The header is from the New York Public Library Digital Collection and is described as “Birdseye view of the national capital, including the site of the proposed World’s Exposition of 1892 and Permanent Exposition of the Three Americas.” In 1893 when the tally for revision votes from the presbyteries was made, the General Assembly met in Washington, D. C., with Willis G. Craig the moderator.
Barry Waugh
CHANGING A CREED
Doctor Morris Fully Explains
the Work of the Revision Committee.
SOFTENING OF DOCTRINES.
The Idea of Creation Remodeled
as to Conform to Science.
PRINCETONS GREAT OPPOSITION
To Many of the Changes, and Dr. Briggs’
Theory Squarely Met.
EULOGY OF THE WESTMINSTER DIVINES
New York, Aug. 23. Presbyterians will be greatly surprised by the appearance this week of a pamphlet giving in detail the hitherto secret proceedings of the committee engaged in the revision of the Westminster Confession of Faith. The pamphlet is by a member of the committee, the Rev. Dr. Edward D. Morris, Professor of Lane Theological Seminary, Cincinnati, who is unquestionably the strongest man in the revision movement. The reasons for each proposed change in the famous Calvinistic document are given with remarkable candor and clearness by Dr. Morris. Up to this time not a word has come from the revision committee, beyond the provisional report now before the Presbyteries for approval. Each one of the half-hundred members has refrained from speaking of what transpired in the prolonged and frequent sessions of the committee.…
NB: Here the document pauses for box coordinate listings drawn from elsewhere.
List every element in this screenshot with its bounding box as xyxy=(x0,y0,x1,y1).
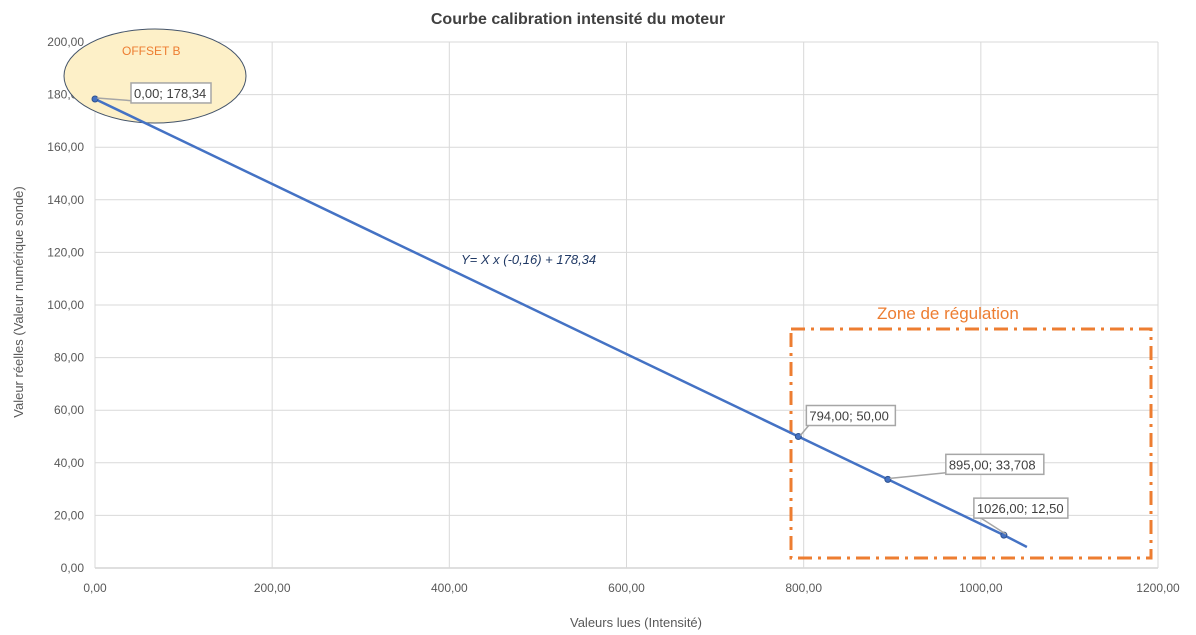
y-tick-label: 200,00 xyxy=(47,35,84,49)
y-tick-labels: 0,00 20,00 40,00 60,00 80,00 100,00 120,00 140,… xyxy=(47,35,84,575)
y-tick-label: 20,00 xyxy=(54,508,84,522)
data-callout: 895,00; 33,708 xyxy=(889,453,1045,480)
regulation-zone-label: Zone de régulation xyxy=(877,304,1019,323)
callout-leader xyxy=(889,471,950,480)
y-tick-label: 120,00 xyxy=(47,245,84,259)
data-label: 0,00; 178,34 xyxy=(134,86,206,101)
callout-box xyxy=(973,497,1069,519)
y-axis-title: Valeur réelles (Valeur numérique sonde) xyxy=(11,186,26,417)
y-tick-label: 0,00 xyxy=(61,561,85,575)
x-tick-label: 1000,00 xyxy=(959,581,1003,595)
data-point xyxy=(884,475,892,483)
data-callout: 794,00; 50,00 xyxy=(799,404,897,436)
data-callouts: 0,00; 178,34 794,00; 50,00 895,00; 33,708 1… xyxy=(96,82,1069,535)
x-tick-label: 200,00 xyxy=(254,581,291,595)
x-tick-label: 0,00 xyxy=(83,581,107,595)
x-tick-label: 600,00 xyxy=(608,581,645,595)
chart-title: Courbe calibration intensité du moteur xyxy=(431,11,725,28)
trendline-equation: Y= X x (-0,16) + 178,34 xyxy=(461,252,596,267)
x-tick-label: 400,00 xyxy=(431,581,468,595)
x-tick-label: 800,00 xyxy=(785,581,822,595)
y-tick-label: 140,00 xyxy=(47,193,84,207)
x-tick-label: 1200,00 xyxy=(1136,581,1180,595)
offset-label: OFFSET B xyxy=(122,44,180,58)
y-tick-label: 100,00 xyxy=(47,298,84,312)
y-tick-label: 160,00 xyxy=(47,140,84,154)
callout-box xyxy=(805,404,897,427)
callout-leader xyxy=(977,515,1007,535)
regulation-zone-box xyxy=(789,327,1153,560)
x-tick-labels: 0,00 200,00 400,00 600,00 800,00 1000,00 1200,… xyxy=(83,581,1180,595)
grid xyxy=(94,41,1159,569)
data-callout: 0,00; 178,34 xyxy=(96,82,212,104)
data-label: 1026,00; 12,50 xyxy=(977,501,1064,516)
y-tick-label: 60,00 xyxy=(54,403,84,417)
data-point xyxy=(91,95,99,103)
data-label: 794,00; 50,00 xyxy=(809,409,889,424)
callout-box xyxy=(130,82,212,104)
y-tick-label: 80,00 xyxy=(54,351,84,365)
callout-box xyxy=(945,453,1045,476)
data-label: 895,00; 33,708 xyxy=(949,457,1036,472)
y-tick-label: 40,00 xyxy=(54,456,84,470)
callout-leader xyxy=(96,97,136,102)
x-axis-title: Valeurs lues (Intensité) xyxy=(570,615,702,630)
data-callout: 1026,00; 12,50 xyxy=(973,497,1069,535)
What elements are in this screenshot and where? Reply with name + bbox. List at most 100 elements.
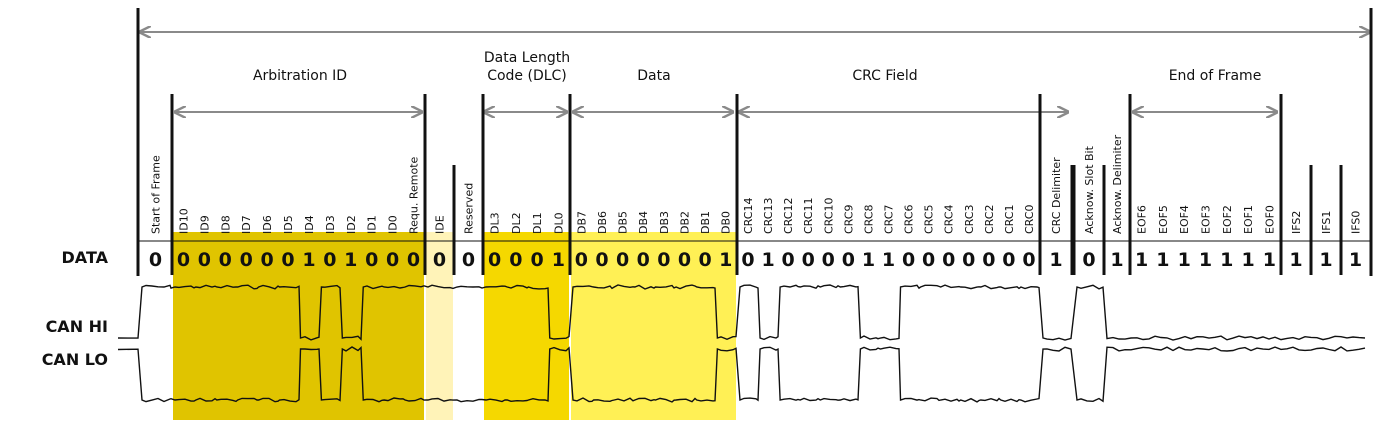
data-field-label: DB6 bbox=[596, 211, 609, 234]
crc-field-label: CRC13 bbox=[762, 198, 775, 234]
eof-field-label: EOF1 bbox=[1242, 205, 1255, 234]
crc-field-label: CRC7 bbox=[883, 205, 896, 234]
data-field-label: DB0 bbox=[720, 211, 733, 234]
data-bit: 0 bbox=[575, 249, 588, 271]
dlc-highlight bbox=[484, 232, 569, 420]
crc-bit: 1 bbox=[761, 249, 774, 271]
eof-header: End of Frame bbox=[1169, 68, 1262, 84]
dlc-bit: 0 bbox=[531, 249, 544, 271]
arbitration-bit: 0 bbox=[261, 249, 274, 271]
sof-field-label: Start of Frame bbox=[150, 155, 163, 234]
dlc-header-line1: Data Length bbox=[484, 50, 570, 66]
ifs2-bit: 1 bbox=[1289, 249, 1302, 271]
arbitration-bit: 0 bbox=[323, 249, 336, 271]
can-hi-waveform bbox=[117, 284, 1366, 341]
data-field-label: DB7 bbox=[575, 211, 588, 234]
dlc-bit: 0 bbox=[488, 249, 501, 271]
crc-bit: 1 bbox=[862, 249, 875, 271]
arbitration-field-label: Requ. Remote bbox=[408, 156, 421, 234]
data-field-label: DB3 bbox=[658, 211, 671, 234]
data-field-label: DB5 bbox=[617, 211, 630, 234]
crc-field-label: CRC1 bbox=[1003, 205, 1016, 234]
dlc-header-line2: Code (DLC) bbox=[487, 68, 567, 84]
dlc-bit: 0 bbox=[509, 249, 522, 271]
crcdel-bit: 1 bbox=[1049, 249, 1062, 271]
arbitration-highlight bbox=[173, 232, 424, 420]
crc-field-label: CRC12 bbox=[782, 198, 795, 234]
crc-bit: 0 bbox=[842, 249, 855, 271]
data-field-label: DB1 bbox=[699, 211, 712, 234]
dlc-field-label: DL1 bbox=[531, 212, 544, 234]
crc-header: CRC Field bbox=[852, 68, 917, 84]
crc-field-label: CRC4 bbox=[943, 205, 956, 234]
eof-field-label: EOF5 bbox=[1157, 205, 1170, 234]
ackdel-field-label: Acknow. Delimiter bbox=[1111, 134, 1124, 234]
ide-highlight bbox=[426, 232, 453, 420]
arbitration-bit: 0 bbox=[281, 249, 294, 271]
arbitration-bit: 0 bbox=[386, 249, 399, 271]
eof-bit: 1 bbox=[1199, 249, 1212, 271]
can-lo-waveform bbox=[117, 346, 1366, 403]
ack-bit: 0 bbox=[1082, 249, 1095, 271]
dlc-field-label: DL2 bbox=[510, 212, 523, 234]
sof-bit: 0 bbox=[149, 249, 162, 271]
crc-field-label: CRC0 bbox=[1023, 205, 1036, 234]
ifs1-field-label: IFS1 bbox=[1320, 211, 1333, 234]
eof-bit: 1 bbox=[1156, 249, 1169, 271]
eof-field-label: EOF2 bbox=[1221, 205, 1234, 234]
arbitration-bit: 0 bbox=[407, 249, 420, 271]
arbitration-bit: 0 bbox=[219, 249, 232, 271]
data-header: Data bbox=[637, 68, 670, 84]
data-bit: 0 bbox=[616, 249, 629, 271]
crc-field-label: CRC8 bbox=[862, 205, 875, 234]
data-bit: 0 bbox=[595, 249, 608, 271]
ifs1-bit: 1 bbox=[1319, 249, 1332, 271]
data-highlight bbox=[571, 232, 736, 420]
crcdel-field-label: CRC Delimiter bbox=[1050, 157, 1063, 234]
arbitration-field-label: ID2 bbox=[345, 215, 358, 234]
crc-field-label: CRC14 bbox=[742, 198, 755, 234]
field-labels: Start of Frame ID10 ID9 ID8 ID7 ID6 ID5 ID4 ID3 I… bbox=[150, 134, 1363, 234]
data-bit: 1 bbox=[719, 249, 732, 271]
arbitration-field-label: ID8 bbox=[219, 215, 232, 234]
crc-bit: 0 bbox=[1002, 249, 1015, 271]
crc-bit: 0 bbox=[962, 249, 975, 271]
field-dividers bbox=[170, 94, 1343, 275]
arbitration-field-label: ID6 bbox=[261, 215, 274, 234]
arbitration-field-label: ID9 bbox=[198, 215, 211, 234]
crc-bit: 0 bbox=[802, 249, 815, 271]
can-waveforms bbox=[117, 284, 1366, 403]
arbitration-bit: 0 bbox=[365, 249, 378, 271]
eof-bit: 1 bbox=[1241, 249, 1254, 271]
data-bit: 0 bbox=[637, 249, 650, 271]
crc-bit: 0 bbox=[782, 249, 795, 271]
eof-bit: 1 bbox=[1178, 249, 1191, 271]
arbitration-bit: 0 bbox=[198, 249, 211, 271]
data-bit: 0 bbox=[698, 249, 711, 271]
arbitration-field-label: ID4 bbox=[303, 215, 316, 234]
ackdel-bit: 1 bbox=[1110, 249, 1123, 271]
crc-bit: 0 bbox=[982, 249, 995, 271]
arbitration-bit: 1 bbox=[344, 249, 357, 271]
eof-field-label: EOF3 bbox=[1200, 205, 1213, 234]
ifs0-field-label: IFS0 bbox=[1350, 211, 1363, 234]
crc-field-label: CRC2 bbox=[983, 205, 996, 234]
eof-field-label: EOF4 bbox=[1178, 205, 1191, 234]
data-row-label: DATA bbox=[62, 248, 109, 267]
dlc-field-label: DL0 bbox=[552, 212, 565, 234]
crc-bit: 0 bbox=[1022, 249, 1035, 271]
can-hi-label: CAN HI bbox=[46, 317, 108, 336]
ifs0-bit: 1 bbox=[1349, 249, 1362, 271]
reserved-field-label: Reserved bbox=[463, 183, 476, 234]
arbitration-field-label: ID1 bbox=[366, 215, 379, 234]
crc-field-label: CRC10 bbox=[822, 198, 835, 234]
arbitration-field-label: ID5 bbox=[282, 215, 295, 234]
data-field-label: DB2 bbox=[678, 211, 691, 234]
eof-bit: 1 bbox=[1220, 249, 1233, 271]
crc-bit: 0 bbox=[902, 249, 915, 271]
ack-field-label: Acknow. Slot Bit bbox=[1083, 145, 1096, 234]
eof-field-label: EOF6 bbox=[1136, 205, 1149, 234]
arbitration-field-label: ID3 bbox=[324, 215, 337, 234]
The proofs of the inspiration of the Bible first received attention. The committee considered that the general evidences for the Bible were not specially discussed during the struggle of the Reformation. As a consequence the confessional proofs of the Bible, being altogether internal and appealing as such chiefly to the believer, have been found to be inadequate to meet the needs of an age like our own, in which the divineness of the Bible is at every possible point assailed. To meet these ends the arguments from prophecy, miracle and Biblical history were introduced.…
Referring to the criticisms excited by the report, Dr. Morris finds two extreme positions, against which the revision movement should be protected. The first is that which decries against all revision and clamors for a new and shorter creed. This is the position attributed to Dr. Briggs. It is described by Dr. Morris in this language:
It is easy to profess a special knowledge of our symbols and a high degree of loyalty to them at one moment, and in the next to explain away their plainest teachings, and to propose some speculative substitutes in their places, easy, in a word, to claim the name of Calvinist and at the same time disparage or reject what the name specially represents to the minds of common men.
The second dangerous element referred to is Princeton, which Dr. Morris describes as
an extreme conservatism, which must not be permitted to stand in the way of an honest, faithful, adequate revision of tho church symbols.
In a foot note in this part of the pamphlet Dr. Morris attacks Dr. Warfield, Professor of Systematic Theology at Princeton, who has already opened the campaign against adoption of the report in an article in the Presbyterian Review [actually, The Presbyterian and Reformed Review].…
[The newspaper article occupies 2 3/4 columns of the page.]